When you’re working with a social media consultant, you obviously want them to care about their work. But I’ve seen consultants get downright hostile when it comes to the client because they have fully entwined their self-worth in their work. That is bad. That is so far beyond bad that they can’t even see the line anymore.
On the other hand, a good social media consultant will try to guide a client to the best solution they know of while also knowing that it’s ultimately the client who best knows their goals. And if there is hostility on either side, it’s probably time to walk away because the consultant and client are no longer a good fit.
But a good client-consultant relationship should have a good, respectful push and pull. It will make everything better. The key is to recognize when it is that and when it has ventured into something that is unhealthy for both parties.
There is an argument every time a client brings an idea
What is that argument?
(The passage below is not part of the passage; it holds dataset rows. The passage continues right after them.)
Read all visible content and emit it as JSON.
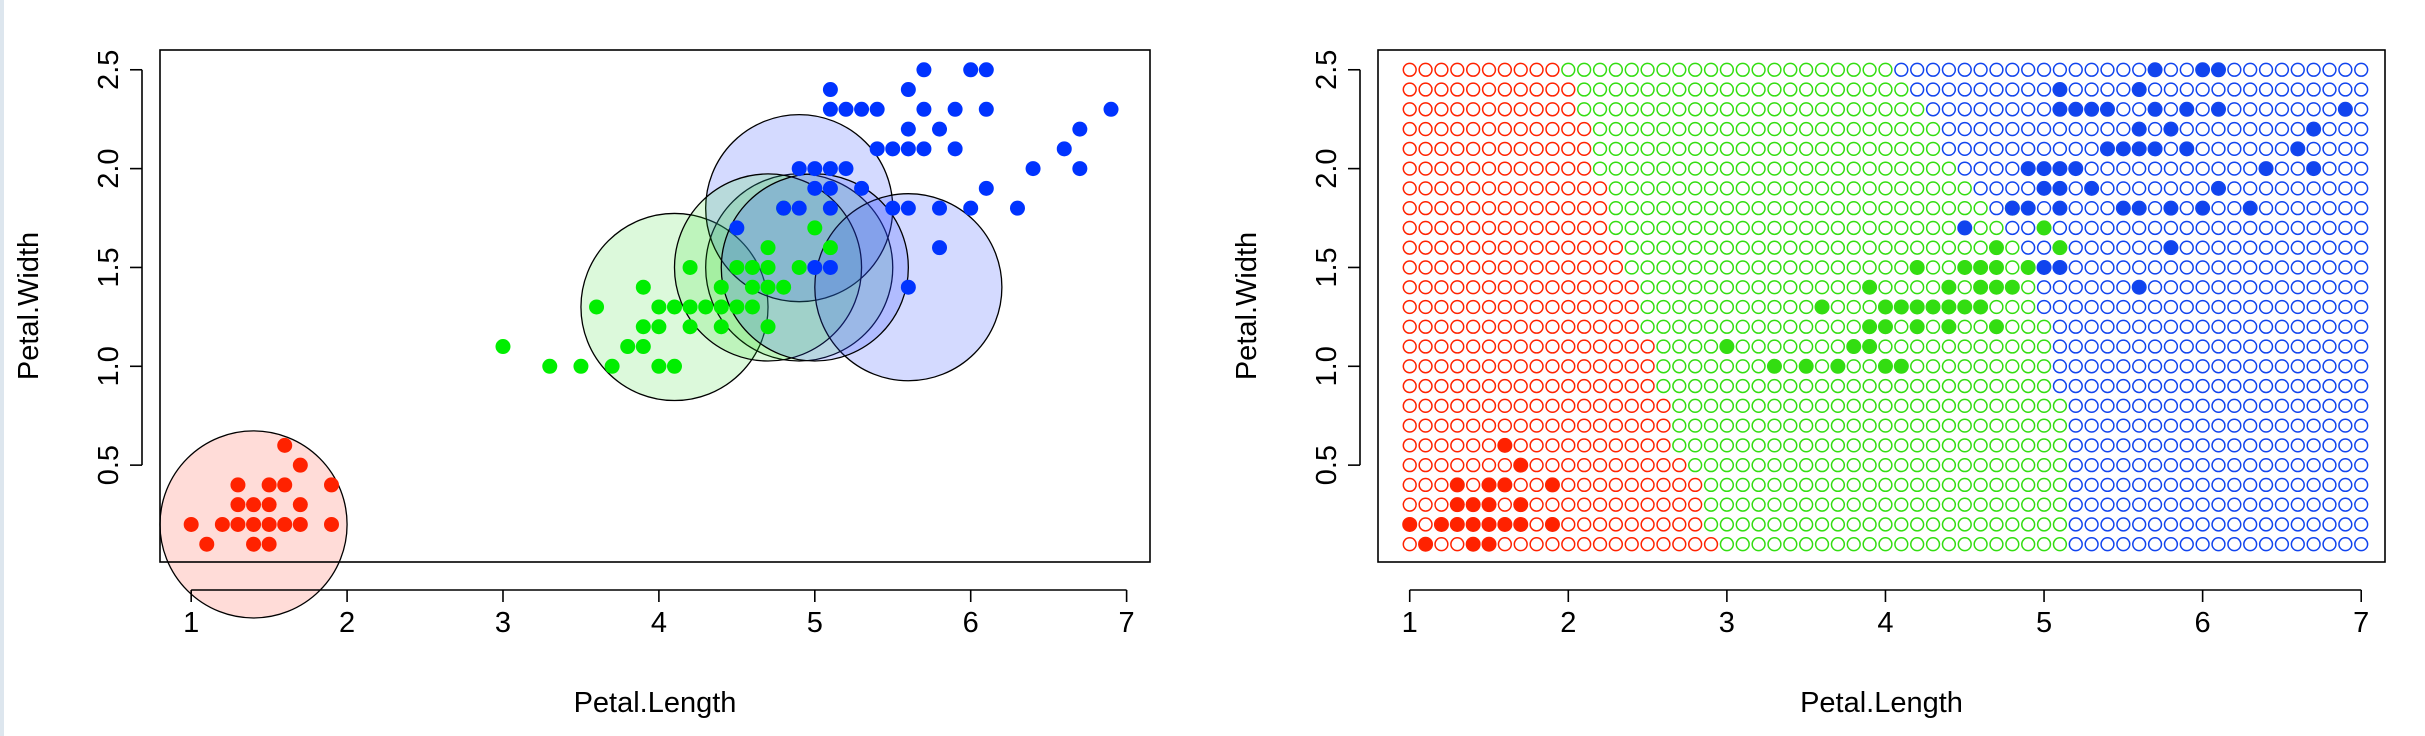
{
  "chart_data": [
    {
      "type": "scatter",
      "title": "",
      "xlabel": "Petal.Length",
      "ylabel": "Petal.Width",
      "xlim": [
        0.8,
        7.15
      ],
      "ylim": [
        0.01,
        2.6
      ],
      "xticks": [
        "1",
        "2",
        "3",
        "4",
        "5",
        "6",
        "7"
      ],
      "yticks": [
        "0.5",
        "1.0",
        "1.5",
        "2.0",
        "2.5"
      ],
      "colors": {
        "red": "#ff2200",
        "green": "#00ee00",
        "blue": "#0033ff"
      },
      "series": [
        {
          "color": "red",
          "points": [
            [
              1.0,
              0.2
            ],
            [
              1.1,
              0.1
            ],
            [
              1.2,
              0.2
            ],
            [
              1.3,
              0.2
            ],
            [
              1.3,
              0.3
            ],
            [
              1.3,
              0.4
            ],
            [
              1.4,
              0.1
            ],
            [
              1.4,
              0.2
            ],
            [
              1.4,
              0.3
            ],
            [
              1.5,
              0.1
            ],
            [
              1.5,
              0.2
            ],
            [
              1.5,
              0.3
            ],
            [
              1.5,
              0.4
            ],
            [
              1.6,
              0.2
            ],
            [
              1.6,
              0.4
            ],
            [
              1.6,
              0.6
            ],
            [
              1.7,
              0.2
            ],
            [
              1.7,
              0.3
            ],
            [
              1.7,
              0.5
            ],
            [
              1.9,
              0.2
            ],
            [
              1.9,
              0.4
            ]
          ]
        },
        {
          "color": "green",
          "points": [
            [
              3.0,
              1.1
            ],
            [
              3.3,
              1.0
            ],
            [
              3.5,
              1.0
            ],
            [
              3.6,
              1.3
            ],
            [
              3.7,
              1.0
            ],
            [
              3.8,
              1.1
            ],
            [
              3.9,
              1.1
            ],
            [
              3.9,
              1.2
            ],
            [
              3.9,
              1.4
            ],
            [
              4.0,
              1.0
            ],
            [
              4.0,
              1.2
            ],
            [
              4.0,
              1.3
            ],
            [
              4.1,
              1.0
            ],
            [
              4.1,
              1.3
            ],
            [
              4.2,
              1.2
            ],
            [
              4.2,
              1.3
            ],
            [
              4.2,
              1.5
            ],
            [
              4.3,
              1.3
            ],
            [
              4.4,
              1.2
            ],
            [
              4.4,
              1.3
            ],
            [
              4.4,
              1.4
            ],
            [
              4.5,
              1.3
            ],
            [
              4.5,
              1.5
            ],
            [
              4.6,
              1.3
            ],
            [
              4.6,
              1.4
            ],
            [
              4.6,
              1.5
            ],
            [
              4.7,
              1.2
            ],
            [
              4.7,
              1.4
            ],
            [
              4.7,
              1.5
            ],
            [
              4.7,
              1.6
            ],
            [
              4.8,
              1.4
            ],
            [
              4.8,
              1.8
            ],
            [
              4.9,
              1.5
            ],
            [
              5.0,
              1.7
            ],
            [
              5.1,
              1.6
            ]
          ]
        },
        {
          "color": "blue",
          "points": [
            [
              4.5,
              1.7
            ],
            [
              4.8,
              1.8
            ],
            [
              4.9,
              1.8
            ],
            [
              4.9,
              2.0
            ],
            [
              5.0,
              1.5
            ],
            [
              5.0,
              1.9
            ],
            [
              5.0,
              2.0
            ],
            [
              5.1,
              1.5
            ],
            [
              5.1,
              1.8
            ],
            [
              5.1,
              1.9
            ],
            [
              5.1,
              2.0
            ],
            [
              5.1,
              2.3
            ],
            [
              5.1,
              2.4
            ],
            [
              5.2,
              2.0
            ],
            [
              5.2,
              2.3
            ],
            [
              5.3,
              1.9
            ],
            [
              5.3,
              2.3
            ],
            [
              5.4,
              2.1
            ],
            [
              5.4,
              2.3
            ],
            [
              5.5,
              1.8
            ],
            [
              5.5,
              2.1
            ],
            [
              5.6,
              1.4
            ],
            [
              5.6,
              1.8
            ],
            [
              5.6,
              2.1
            ],
            [
              5.6,
              2.2
            ],
            [
              5.6,
              2.4
            ],
            [
              5.7,
              2.1
            ],
            [
              5.7,
              2.3
            ],
            [
              5.7,
              2.5
            ],
            [
              5.8,
              1.6
            ],
            [
              5.8,
              1.8
            ],
            [
              5.8,
              2.2
            ],
            [
              5.9,
              2.1
            ],
            [
              5.9,
              2.3
            ],
            [
              6.0,
              1.8
            ],
            [
              6.0,
              2.5
            ],
            [
              6.1,
              1.9
            ],
            [
              6.1,
              2.3
            ],
            [
              6.1,
              2.5
            ],
            [
              6.3,
              1.8
            ],
            [
              6.4,
              2.0
            ],
            [
              6.6,
              2.1
            ],
            [
              6.7,
              2.0
            ],
            [
              6.7,
              2.2
            ],
            [
              6.9,
              2.3
            ]
          ]
        }
      ],
      "circles": [
        {
          "color": "red",
          "cx": 1.4,
          "cy": 0.2,
          "r": 0.6
        },
        {
          "color": "green",
          "cx": 4.1,
          "cy": 1.3,
          "r": 0.6
        },
        {
          "color": "green",
          "cx": 4.9,
          "cy": 1.5,
          "r": 0.6
        },
        {
          "color": "blue",
          "cx": 4.9,
          "cy": 1.8,
          "r": 0.6
        },
        {
          "color": "green",
          "cx": 4.7,
          "cy": 1.5,
          "r": 0.6
        },
        {
          "color": "blue",
          "cx": 5.6,
          "cy": 1.4,
          "r": 0.6
        },
        {
          "color": "blue",
          "cx": 5.0,
          "cy": 1.5,
          "r": 0.6
        }
      ]
    },
    {
      "type": "scatter",
      "title": "",
      "xlabel": "Petal.Length",
      "ylabel": "Petal.Width",
      "xlim": [
        0.8,
        7.15
      ],
      "ylim": [
        0.01,
        2.6
      ],
      "xticks": [
        "1",
        "2",
        "3",
        "4",
        "5",
        "6",
        "7"
      ],
      "yticks": [
        "0.5",
        "1.0",
        "1.5",
        "2.0",
        "2.5"
      ],
      "colors": {
        "red": "#ff2200",
        "green": "#33dd11",
        "blue": "#1144ee"
      },
      "grid": {
        "x_start": 1.0,
        "x_step": 0.1,
        "x_count": 61,
        "y_start": 0.1,
        "y_step": 0.1,
        "y_count": 25
      },
      "boundaries": {
        "red_green_x_by_row": [
          3.0,
          2.9,
          2.9,
          2.9,
          2.8,
          2.7,
          2.7,
          2.7,
          2.6,
          2.6,
          2.6,
          2.5,
          2.5,
          2.5,
          2.4,
          2.4,
          2.3,
          2.3,
          2.3,
          2.2,
          2.2,
          2.2,
          2.1,
          2.1,
          2.0
        ],
        "green_blue_x_by_row": [
          5.2,
          5.2,
          5.2,
          5.2,
          5.2,
          5.2,
          5.2,
          5.2,
          5.1,
          5.1,
          5.1,
          5.1,
          5.0,
          5.0,
          5.0,
          4.9,
          4.8,
          4.7,
          4.6,
          4.5,
          4.4,
          4.4,
          4.3,
          4.2,
          4.1
        ]
      },
      "series": [
        {
          "color": "red",
          "points": [
            [
              1.0,
              0.2
            ],
            [
              1.1,
              0.1
            ],
            [
              1.2,
              0.2
            ],
            [
              1.3,
              0.2
            ],
            [
              1.3,
              0.3
            ],
            [
              1.3,
              0.4
            ],
            [
              1.4,
              0.1
            ],
            [
              1.4,
              0.2
            ],
            [
              1.4,
              0.3
            ],
            [
              1.5,
              0.1
            ],
            [
              1.5,
              0.2
            ],
            [
              1.5,
              0.3
            ],
            [
              1.5,
              0.4
            ],
            [
              1.6,
              0.2
            ],
            [
              1.6,
              0.4
            ],
            [
              1.6,
              0.6
            ],
            [
              1.7,
              0.2
            ],
            [
              1.7,
              0.3
            ],
            [
              1.7,
              0.5
            ],
            [
              1.9,
              0.2
            ],
            [
              1.9,
              0.4
            ]
          ]
        },
        {
          "color": "green",
          "points": [
            [
              3.0,
              1.1
            ],
            [
              3.3,
              1.0
            ],
            [
              3.5,
              1.0
            ],
            [
              3.6,
              1.3
            ],
            [
              3.7,
              1.0
            ],
            [
              3.8,
              1.1
            ],
            [
              3.9,
              1.1
            ],
            [
              3.9,
              1.2
            ],
            [
              3.9,
              1.4
            ],
            [
              4.0,
              1.0
            ],
            [
              4.0,
              1.2
            ],
            [
              4.0,
              1.3
            ],
            [
              4.1,
              1.0
            ],
            [
              4.1,
              1.3
            ],
            [
              4.2,
              1.2
            ],
            [
              4.2,
              1.3
            ],
            [
              4.2,
              1.5
            ],
            [
              4.3,
              1.3
            ],
            [
              4.4,
              1.2
            ],
            [
              4.4,
              1.3
            ],
            [
              4.4,
              1.4
            ],
            [
              4.5,
              1.3
            ],
            [
              4.5,
              1.5
            ],
            [
              4.6,
              1.3
            ],
            [
              4.6,
              1.4
            ],
            [
              4.6,
              1.5
            ],
            [
              4.7,
              1.2
            ],
            [
              4.7,
              1.4
            ],
            [
              4.7,
              1.5
            ],
            [
              4.7,
              1.6
            ],
            [
              4.8,
              1.4
            ],
            [
              4.8,
              1.8
            ],
            [
              4.9,
              1.5
            ],
            [
              5.0,
              1.7
            ],
            [
              5.1,
              1.6
            ]
          ]
        },
        {
          "color": "blue",
          "points": [
            [
              4.5,
              1.7
            ],
            [
              4.8,
              1.8
            ],
            [
              4.9,
              1.8
            ],
            [
              4.9,
              2.0
            ],
            [
              5.0,
              1.5
            ],
            [
              5.0,
              1.9
            ],
            [
              5.0,
              2.0
            ],
            [
              5.1,
              1.5
            ],
            [
              5.1,
              1.8
            ],
            [
              5.1,
              1.9
            ],
            [
              5.1,
              2.0
            ],
            [
              5.1,
              2.3
            ],
            [
              5.1,
              2.4
            ],
            [
              5.2,
              2.0
            ],
            [
              5.2,
              2.3
            ],
            [
              5.3,
              1.9
            ],
            [
              5.3,
              2.3
            ],
            [
              5.4,
              2.1
            ],
            [
              5.4,
              2.3
            ],
            [
              5.5,
              1.8
            ],
            [
              5.5,
              2.1
            ],
            [
              5.6,
              1.4
            ],
            [
              5.6,
              1.8
            ],
            [
              5.6,
              2.1
            ],
            [
              5.6,
              2.2
            ],
            [
              5.6,
              2.4
            ],
            [
              5.7,
              2.1
            ],
            [
              5.7,
              2.3
            ],
            [
              5.7,
              2.5
            ],
            [
              5.8,
              1.6
            ],
            [
              5.8,
              1.8
            ],
            [
              5.8,
              2.2
            ],
            [
              5.9,
              2.1
            ],
            [
              5.9,
              2.3
            ],
            [
              6.0,
              1.8
            ],
            [
              6.0,
              2.5
            ],
            [
              6.1,
              1.9
            ],
            [
              6.1,
              2.3
            ],
            [
              6.1,
              2.5
            ],
            [
              6.3,
              1.8
            ],
            [
              6.4,
              2.0
            ],
            [
              6.6,
              2.1
            ],
            [
              6.7,
              2.0
            ],
            [
              6.7,
              2.2
            ],
            [
              6.9,
              2.3
            ]
          ]
        }
      ]
    }
  ]
}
Well, it usually is around how the client knows nothing about social media or their audience and that the idea will not work for social media. Whether or not that is actually true is not very interesting. The combativeness is what is problematic and that it is happening every time.
For me, I think it’s important to let the client have some wins, so they feel some ownership of what is happening on their social media accounts. But what do I do when a client clearly doesn’t know what social media does or doesn’t do? Or when they don’t know anything about what their audience actually reacts to?
Look, it’s a tough situation for sure. I have even had clients belittle me and my work, but I can even turn that kind of client around (within reason, because I don’t work with anyone who is constantly tearing me down). The worst thing you can do is to unilaterally turn down every idea and tell this kind of client that they don’t understand social media. That’s when hostilities start developing. What does work in most cases is taking the time to educate. Educate them on what social media can do and what it can’t. Sometimes it can be as simple as that.
But also, finding something good in client ideas can help encourage them. I love client ideas, because it can usually get the ball rolling a little faster when I know what directions they’re thinking about. Finding the gems and reworking them can show a respect for the client. It can show that everyone knows that we’re all coming from a place of good intentions and that we want to do the best for the organization.
It feels like you’re critiquing them rather than their work
This is a huge problem that is just waiting to blow up. I used to be the person who thought my work was who I was, and there are a lot of people who walk around with this same belief. So when you bring up criticisms, they take it as a personal attack rather than just trying to make the work better.
I want to tell you this is a fast fix, but it’s not. It took me years to divorce myself from my work enough to fully accept critiques. And now that I’m adding more services that I’m nervous about, I’m going through the process of divorcing myself from my work again.
Your best bet in this situation is to have a heart-to-heart with your consultant about this. Ask them about how you can better give them critiques. Talk about ways to improve your working relationship. And then watch what happens. Either they start moving towards some kind of change or they will dig their heels in.
If they are showing change, that’s a good sign. If they’re not, it’s probably time to start looking for another consultant.
The social media consultant isn’t engaging at all
I have had clients completely refuse to engage with me and put me in a silo off to myself. It sucks. I can’t even imagine a consultant choosing this life. But apparently some do.
If you have a social media consultant out there doing their own thing, it’s more likely that they’ll take a left turn and be nowhere near the organization’s goals. It’s something that needs to be stopped immediately regardless of who started the relationship off on this foot.
When you have a consultant who isn’t engaging at all, I would start asking for weekly meetings at a minimum. But you really should be asking for approvals as well. If none of this is covered in your contract, it needs to be there. It’s likely that a consultant will ask for more money for extra meetings. If you don’t have the budget for it, start looking at their services and figure out what you can bring in-house. That’s how important it is to make sure those meetings happen.
Maybe you’re thinking that once a month is enough. If you’re in a position where a consultant isn’t engaging at all, once a month isn’t enough. Making sure that it’s consistent weekly engagement will make sure that everyone stays on task. Too much can happen over the course of a whole month.
In the end, these are all big red flags in consultants. If you can’t right the ship, they’re all good reasons to move on. So as soon as you identify one of them, I would start looking at who could replace this consultant as soon as possible. You may not need that other consultant once you start addressing it. But if you do, they’re there and ready to go.